Hi John,

 

Of course; as always – great commentary on how to do better validation.

 

>From my recent personal experience, there is no way to do any ‘large scale’ 
>project(s) with one person validating.  As example, for Fiji – we have just 
>crossed the 12 projects 100% complete/100% validated mark (without a 
>‘full-blown activation”) and mostly I have created (and ‘third’ validated) 
>those projects (thanks to Blake for created a handful).  However, as I just 
>mentioned – I do a ‘third validation’ for any projects I create. So, I do try 
>to ‘jump in’ and validate a few tiles while the project is in ‘first draft’. 
>However, mostly I’m about 2 or 3 projects behind doing an entire ‘island-wide’ 
>validation. In this case I can guarantee that if we had the ‘level of 
>interest’ of a ‘international disaster’ (as far as media is concerned) then we 
>would need about 3 or 4 people doing what I am doing now.

 

In general, especially with the ‘small islands’ of Fiji, it’s manageable to 
‘sort-of’ maintain the entire ‘incident’ with just a few of us; but HOT is 
definitely in need of building capacity (which is also one of the reason’s I 
was personally against an ‘activation declaration’ because I think more than a 
few hundred mappers focusing on Fiji would actually be bad).

 

=Russ

 

From: john whelan [mailto:[email protected]] 
Sent: Thursday, March 03, 2016 5:36 PM
To: [email protected]
Subject: [HOT] Comment to HOT project managers about getting your project 
completed

 

There have been a number of projects recently that have been mapped to a fairly 
high standard and within a much shorter time frame than most without having an 
urgent tag on them.

Basically they have had someone validating them from the beginning and 
validating the work as it is done.  For consistency reasons it's helpful if 
just one person takes the responsibility.  I think by now you're aware that 
your project gets the lime light for about two weeks before it falls below the 
newer projects on the list.  Those magic two weeks seem to make or break the 
project.  If you can get the interest of a few mappers in those two weeks then 
it starts to snowball and you get a sort of team effect.  To build on it I've 
seen a project manager role out a new project as the old one gets completed and 
manage to retain the experienced mappers who were mapping the first project.

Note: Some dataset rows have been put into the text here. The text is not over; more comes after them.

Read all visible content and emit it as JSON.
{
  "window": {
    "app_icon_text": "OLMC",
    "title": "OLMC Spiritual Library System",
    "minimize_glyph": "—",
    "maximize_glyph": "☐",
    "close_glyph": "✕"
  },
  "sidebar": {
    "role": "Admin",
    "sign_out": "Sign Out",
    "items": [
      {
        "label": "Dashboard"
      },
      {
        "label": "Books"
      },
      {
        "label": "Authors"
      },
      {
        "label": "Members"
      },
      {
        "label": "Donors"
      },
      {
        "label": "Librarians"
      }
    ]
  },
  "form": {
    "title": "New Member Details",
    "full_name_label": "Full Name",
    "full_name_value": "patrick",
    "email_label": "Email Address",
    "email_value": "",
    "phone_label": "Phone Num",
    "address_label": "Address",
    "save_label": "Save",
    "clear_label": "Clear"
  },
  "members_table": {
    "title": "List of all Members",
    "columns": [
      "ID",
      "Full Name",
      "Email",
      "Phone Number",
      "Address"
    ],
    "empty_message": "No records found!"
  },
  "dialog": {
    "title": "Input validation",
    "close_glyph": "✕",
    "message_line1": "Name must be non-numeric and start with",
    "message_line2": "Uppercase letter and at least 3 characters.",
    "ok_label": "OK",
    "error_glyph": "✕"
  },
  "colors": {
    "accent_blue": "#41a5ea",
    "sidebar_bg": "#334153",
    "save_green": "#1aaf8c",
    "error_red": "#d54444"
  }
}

Maperthons are nice in that you get a lot of people but for data quality first 
time mappers aren't the best and their productivity isn't anywhere near some of 
the more experienced mappers using JOSM.  The other problem of new mappers is 
they sometimes validate other work which means you can't trust the validation.  
Some maperthons are well organised and train well, they also get people coming 
back time after time so their mappers are not all inexperienced.  Others well, 
when you look at a project and see twenty untagged ways, or fifty buildings 
tagged as area=yes you question the training.


http://wiki.openstreetmap.org/wiki/OSM_Tasking_Manager/Validating_data

What isn't mentioned here is the feedback, it is important getting the tone 
right makes the difference between getting someone to map correctly in the 
future or saying forget this I'm off to play badminton.  Mappers have different 
cultures and backgrounds, they are volunteers so treat them gently and use 
third party things like the African highway wiki suggests rather than you're an 
idiot for using living street in an African village. 

I don't have a magic supply of validators but if you find one be nice to them 
and grab them for your project day one.  Two months into the project cleaning 
up all the mistakes that have taken place when new mappers weren't corrected 
early is a hard slog for a validator.